Wednesday, April 28, 2010

YA Through the Decades: 1990s

Looking for Alibrandi
by Melina Marchetta
New York: Orchard Books, 1999.

Josephine Alibrandi knows what it's like to deal with labels. She never felt like she fully fit in, because she was born in Australia but had Italian roots, and has a single mother. Now she's a scholarship student and a senior at a Catholic high school, still struggling to know herself. Josie has to navigate relationships with her mother, her Italian grandmother who seems to find nothing good to say about her daughter, and her father, Michael Andretti, who shows up out of the blue after abandoning her mother eighteen years ago. She wants to break free of everyone's rules and expectations, but does Josie even know what she expects of herself?

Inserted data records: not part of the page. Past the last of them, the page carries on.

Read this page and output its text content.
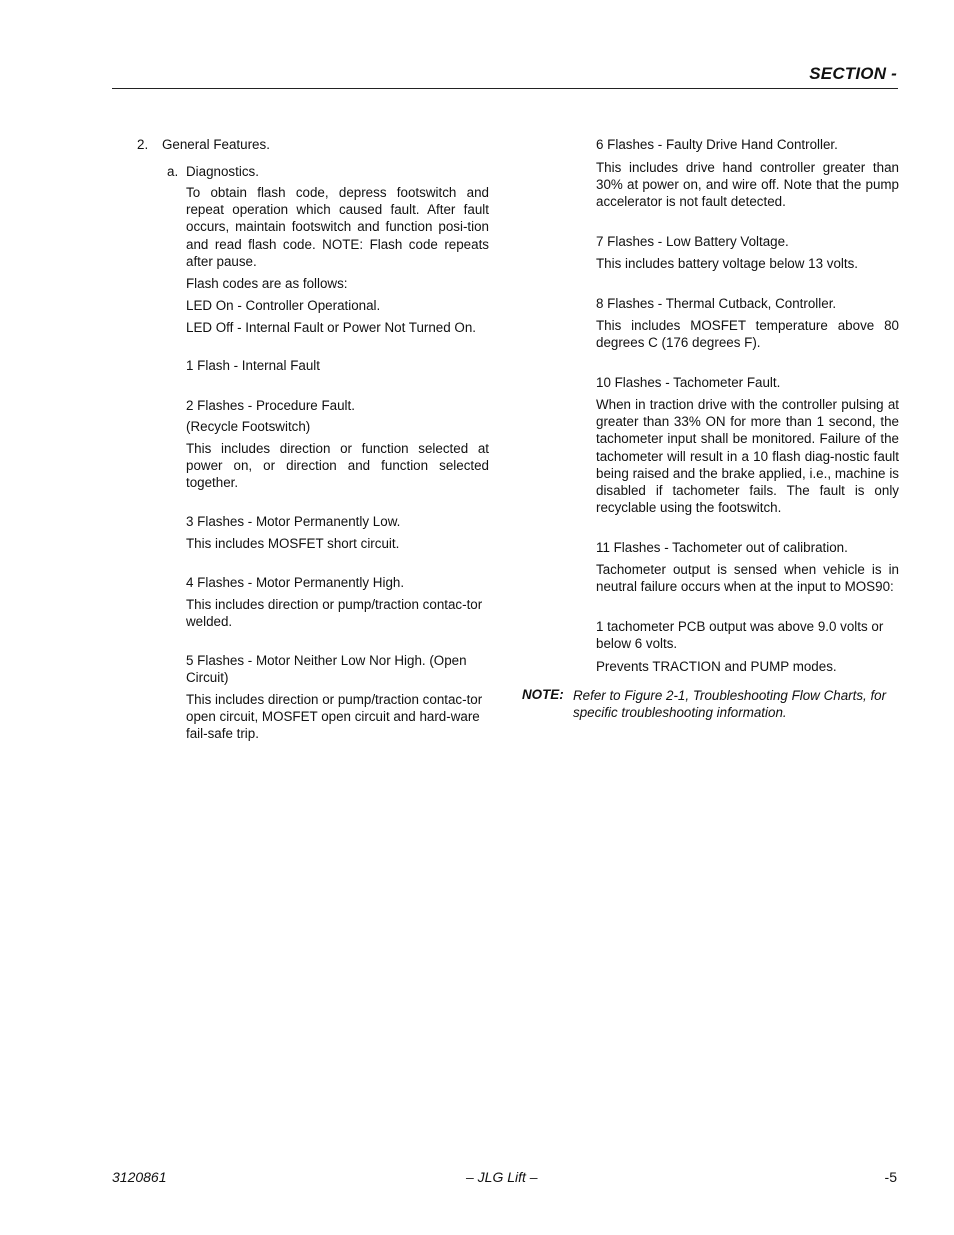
SECTION -
2. General Features.
a. Diagnostics.
To obtain flash code, depress footswitch and repeat operation which caused fault. After fault occurs, maintain footswitch and function posi-tion and read flash code. NOTE: Flash code repeats after pause.
Flash codes are as follows:
LED On - Controller Operational.
LED Off - Internal Fault or Power Not Turned On.
1 Flash - Internal Fault
2 Flashes - Procedure Fault.
(Recycle Footswitch)
This includes direction or function selected at power on, or direction and function selected together.
3 Flashes - Motor Permanently Low.
This includes MOSFET short circuit.
4 Flashes - Motor Permanently High.
This includes direction or pump/traction contac-tor welded.
5 Flashes - Motor Neither Low Nor High. (Open Circuit)
This includes direction or pump/traction contac-tor open circuit, MOSFET open circuit and hard-ware fail-safe trip.
6 Flashes - Faulty Drive Hand Controller.
This includes drive hand controller greater than 30% at power on, and wire off. Note that the pump accelerator is not fault detected.
7 Flashes - Low Battery Voltage.
This includes battery voltage below 13 volts.
8 Flashes - Thermal Cutback, Controller.
This includes MOSFET temperature above 80 degrees C (176 degrees F).
10 Flashes - Tachometer Fault.
When in traction drive with the controller pulsing at greater than 33% ON for more than 1 second, the tachometer input shall be monitored. Failure of the tachometer will result in a 10 flash diag-nostic fault being raised and the brake applied, i.e., machine is disabled if tachometer fails. The fault is only recyclable using the footswitch.
11 Flashes - Tachometer out of calibration.
Tachometer output is sensed when vehicle is in neutral failure occurs when at the input to MOS90:
1 tachometer PCB output was above 9.0 volts or below 6 volts.
Prevents TRACTION and PUMP modes.
NOTE: Refer to Figure 2-1, Troubleshooting Flow Charts, for specific troubleshooting information.
3120861	– JLG Lift –	-5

Written in an almost-diary format, Josie has a compelling and authentic voice of a seventeen-year-old. Each chapter is written in first-person past tense, but comes across as if the events she relates just happened. It's not quite a diary, however, as there are no dates heading up each chapter, and weeks can go by between the end of one chapter and the beginning of another. Almost an entire year is covered, as Josie learns about herself, her family, and her dreams. The story covers a lot of ground in terms of her relationships with friends, boys, her father, and her grandmother, but the theme holding the story together is Josie's coming of age and growing to know herself. Realistic teen fiction doesn't always age well, but the only elements that date the story are brief references to Doc Martens and a tape deck. Josie's search for identity certainly continues to have currency and I would still recommend it to today's teens.


Anne Bennett said...

I just finished the YA through the decade challenge and attempted to leave a message at that site but it was a no-go, so I am visiting participants to see how you are doing and share my link of the books I read.

I am a high school librarian in Washington State. where do you work and what level?

I read the book Jellicoe Road by the author you reviewed for the 1990s and it took me FOREVER to get into the book. I eventually liked it but the jury was out for a long time. i don't think most teens have that much patience. if they don't like a book within 10 pages, they are finished. Your thoughts?

-Anne Bennett

Mary said...

Hi Anne,

I work at two public libraries, one in the children's room (generally through grade 8) and one in the adult reference department.

I agree that Jellicoe Road takes awhile to get started. It's one of my favorites, but it's complicated and I think you're right that not a lot of teens would have the patience to wait and see it come together. I wonder if they would be more likely to do so if they were familiar with some of the author's earlier titles?